O atual governo dos EUA, liderado por Donald Trump, tem pouca consideração pelo multilateralismo. “Trump acredita que as relações internacionais devem ser conduzidas por negociações bilaterais entre governos”, afirma Schayegh.
Segundo Egeland, a ONU ficará limitada à coordenação humanitária e à função normativa, cabendo aos EUA, países do Golfo e Europa facilitar acordos de paz.
Contudo, especialistas dizem que qualquer solução duradoura requer apoio da ONU. “Uma estrutura política para resolver o conflito no Oriente Médio só pode ser definida por uma resolução do Conselho de Segurança da ONU”, ressalta Finaud. “As bases para isso podem ser preparadas ou fortalecidas, como no caso do apoio ao cessar-fogo em janeiro deste ano pelo Conselho de Segurança da ONU e pela Assembleia Geral da ONU.”
Egeland também acredita que as resoluções do Conselho de Segurança são importantes para dar legitimidade a possíveis acordos de paz e criar uma estrutura para sua implementação – desde que todos os membros concordem.

O Secretário-Geral da ONU também tem autoridade moral e pode dar apoio com o que é conhecido como medidas de construção de confiança, ou medidas tomadas para criar confiança entre as partes em uma situação de conflito. “A ONU pode fazer muito se for solicitada a promover medidas de construção de confiança – como a troca de prisioneiros – e acordos humanitários”, disse Egeland.
Esses poderiam ser os primeiros passos em direção a uma “solução política abrangente e atrasada”, disse.
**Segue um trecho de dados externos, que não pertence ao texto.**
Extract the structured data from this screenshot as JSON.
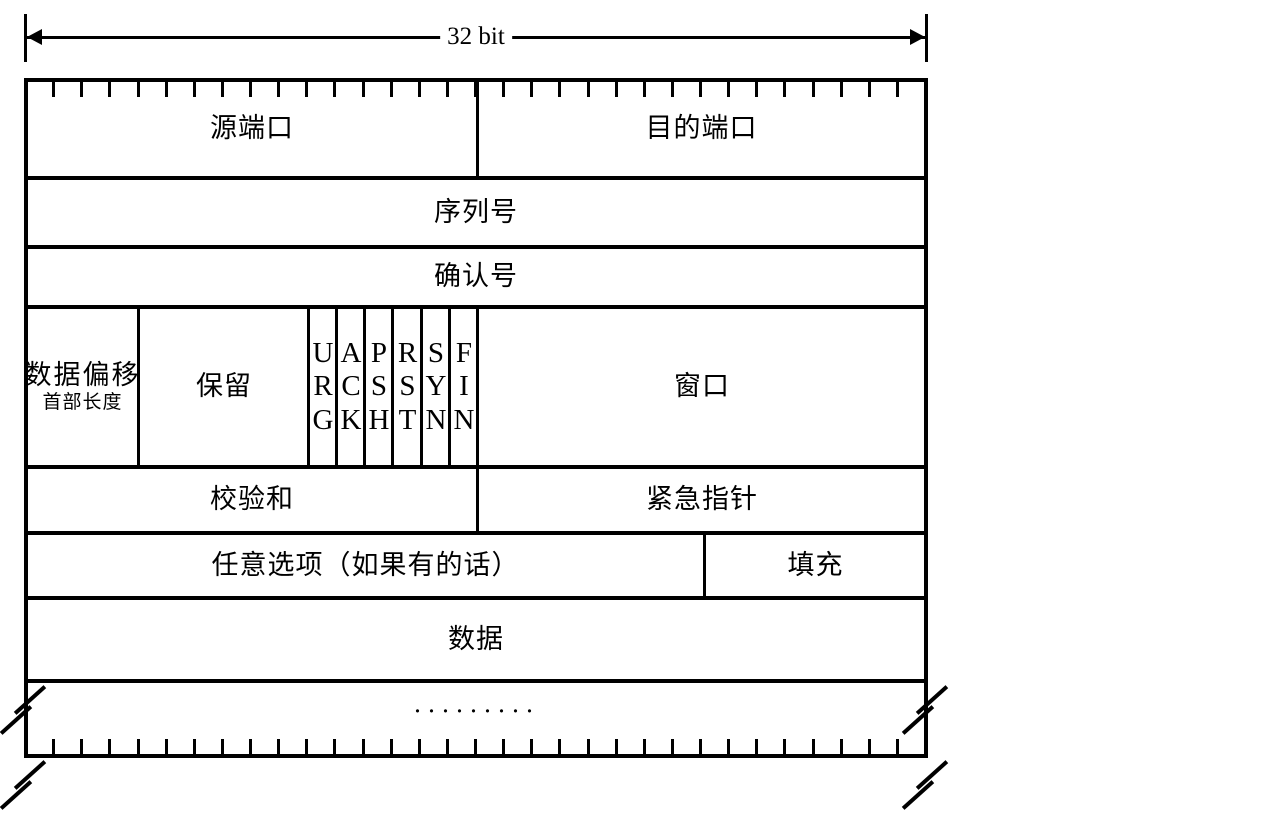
{
  "diagram": {
    "title_scale": "32 bit",
    "rows": [
      {
        "id": "ports",
        "cells": [
          {
            "id": "source-port",
            "label": "源端口"
          },
          {
            "id": "destination-port",
            "label": "目的端口"
          }
        ]
      },
      {
        "id": "sequence",
        "cells": [
          {
            "id": "sequence-number",
            "label": "序列号"
          }
        ]
      },
      {
        "id": "acknowledgement",
        "cells": [
          {
            "id": "acknowledgement-number",
            "label": "确认号"
          }
        ]
      },
      {
        "id": "flags-row",
        "cells": [
          {
            "id": "data-offset",
            "label_main": "数据偏移",
            "label_sub": "首部长度"
          },
          {
            "id": "reserved",
            "label": "保留"
          },
          {
            "id": "window",
            "label": "窗口"
          }
        ],
        "flags": [
          {
            "id": "urg",
            "letters": [
              "U",
              "R",
              "G"
            ]
          },
          {
            "id": "ack",
            "letters": [
              "A",
              "C",
              "K"
            ]
          },
          {
            "id": "psh",
            "letters": [
              "P",
              "S",
              "H"
            ]
          },
          {
            "id": "rst",
            "letters": [
              "R",
              "S",
              "T"
            ]
          },
          {
            "id": "syn",
            "letters": [
              "S",
              "Y",
              "N"
            ]
          },
          {
            "id": "fin",
            "letters": [
              "F",
              "I",
              "N"
            ]
          }
        ]
      },
      {
        "id": "checksum-row",
        "cells": [
          {
            "id": "checksum",
            "label": "校验和"
          },
          {
            "id": "urgent-pointer",
            "label": "紧急指针"
          }
        ]
      },
      {
        "id": "options-row",
        "cells": [
          {
            "id": "options",
            "label": "任意选项（如果有的话）"
          },
          {
            "id": "padding",
            "label": "填充"
          }
        ]
      },
      {
        "id": "data-row",
        "cells": [
          {
            "id": "data",
            "label": "数据"
          }
        ]
      },
      {
        "id": "continuation-row",
        "cells": [
          {
            "id": "continuation",
            "label": "·········"
          }
        ]
      }
    ],
    "ruler": {
      "top_ticks": 32,
      "bottom_ticks": 32
    },
    "colors": {
      "stroke": "#000000",
      "background": "#ffffff"
    }
  }
}
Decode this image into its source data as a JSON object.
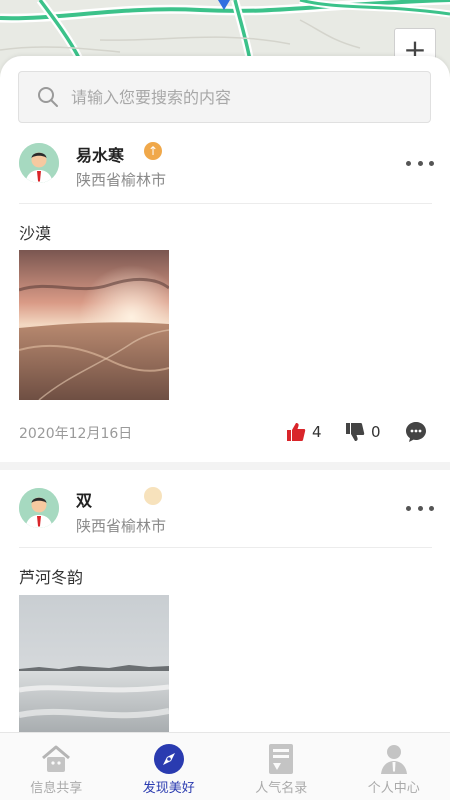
{
  "search": {
    "placeholder": "请输入您要搜索的内容"
  },
  "map": {
    "zoom_in_label": "+"
  },
  "posts": [
    {
      "username": "易水寒",
      "location": "陕西省榆林市",
      "title": "沙漠",
      "date": "2020年12月16日",
      "likes": "4",
      "dislikes": "0"
    },
    {
      "username": "双",
      "location": "陕西省榆林市",
      "title": "芦河冬韵"
    }
  ],
  "tabs": [
    {
      "label": "信息共享",
      "icon": "house-icon"
    },
    {
      "label": "发现美好",
      "icon": "compass-icon"
    },
    {
      "label": "人气名录",
      "icon": "list-icon"
    },
    {
      "label": "个人中心",
      "icon": "person-icon"
    }
  ],
  "colors": {
    "accent": "#2a3bb0",
    "like": "#d9252a",
    "road": "#3cc28a",
    "badge": "#f0a84a"
  }
}
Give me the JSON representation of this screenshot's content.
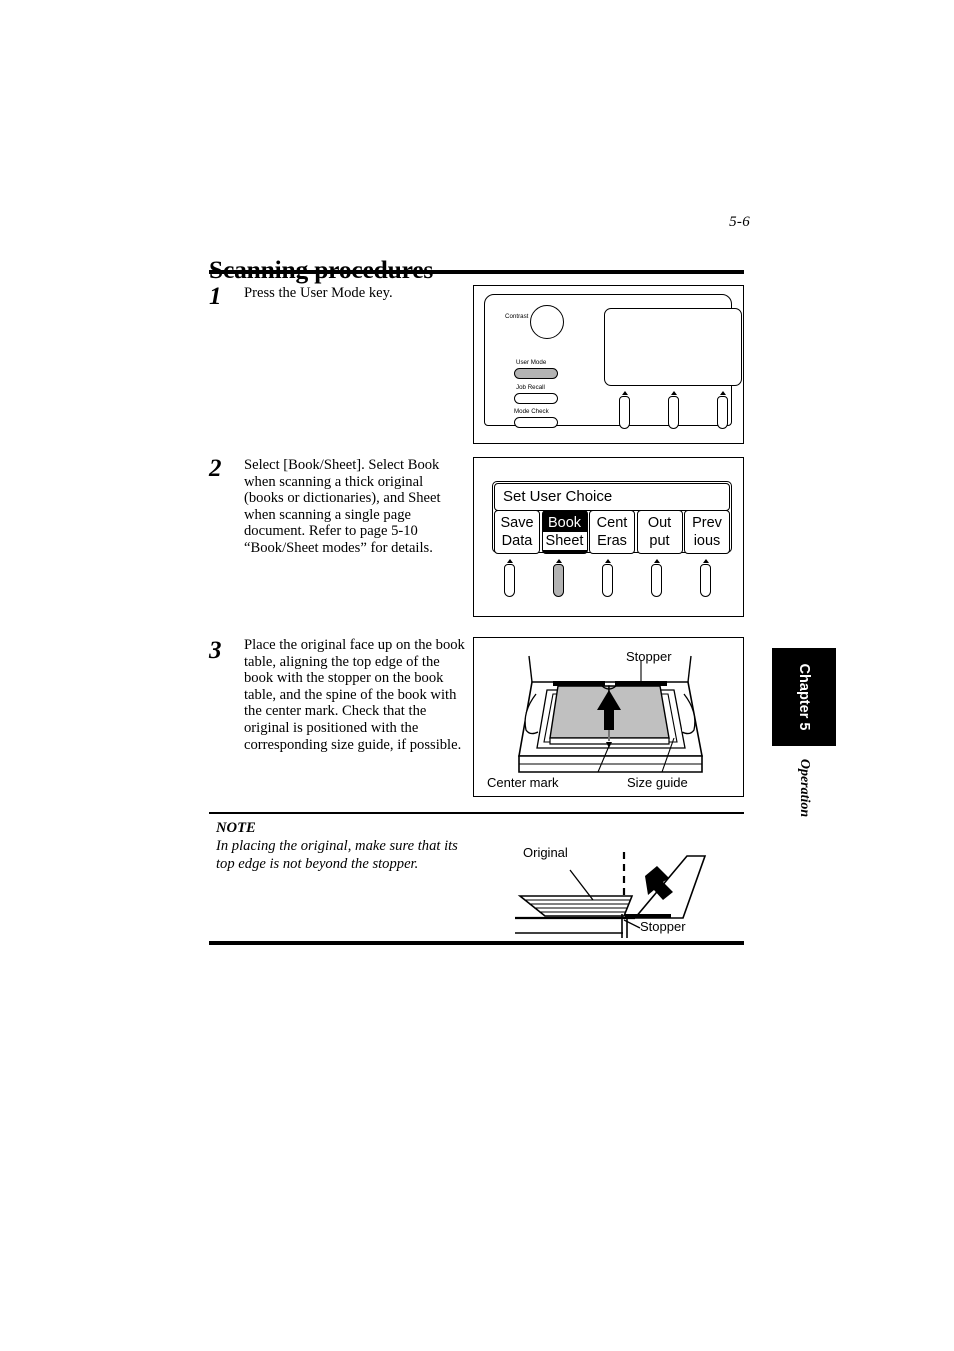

Mas mesmo essas medidas estão se tornando mais difíceis.
Um dia após o rompimento do cessar-fogo, Israel matou um funcionário da ONU e feriu outros cinco em um ataque ao complexo da ONU claramente marcado em Gaza. A ONU condenou o ataque e, desde então, decidiu retirar um terço dos cerca de 100 funcionários internacionais da área.
Desenvolvimento do direito internacional
No plano jurídico, a ONU pode ter impacto. O Tribunal Penal Internacional (TPI), que trabalha em estreita colaboração com a ONU, emitiu um mandado de prisão por crimes de guerra contra o presidente russo Vladimir Putin, depois que a Rússia iniciou a guerra contra a Ucrânia em fevereiro de 2022, e contra Netanyahu, por crimes de guerra cometidos em Gaza entre outubro de 2023 e maio de 2024. Para Finaud, isso mostra que o tribunal está a serviço da lei e que ninguém está acima da lei.
Em julho de 2024, a Corte Internacional de Justiça (CIJ), principal órgão jurídico da ONU, considerou ilegal a ocupação israelense dos territórios palestinos e determinou a retirada de mais de 500 mil colonos da Cisjordânia. “A corte está desenvolvendo o direito”, diz Finaud, ressaltando que a CIJ reafirma decisões anteriores da ONU.
Juristas internacionais afirmam que essa decisão deve nortear futuras negociações de paz. “A decisão da CIJ qualifica a situação como ocupação, e a única solução é a retirada das forças armadas”, afirma Finaud. Segundo ele, Israel e Palestina devem coexistir dentro das fronteiras reconhecidas de 1967.
No entanto, Netanyahu declarou várias vezes que rejeita a criação de um Estado palestino.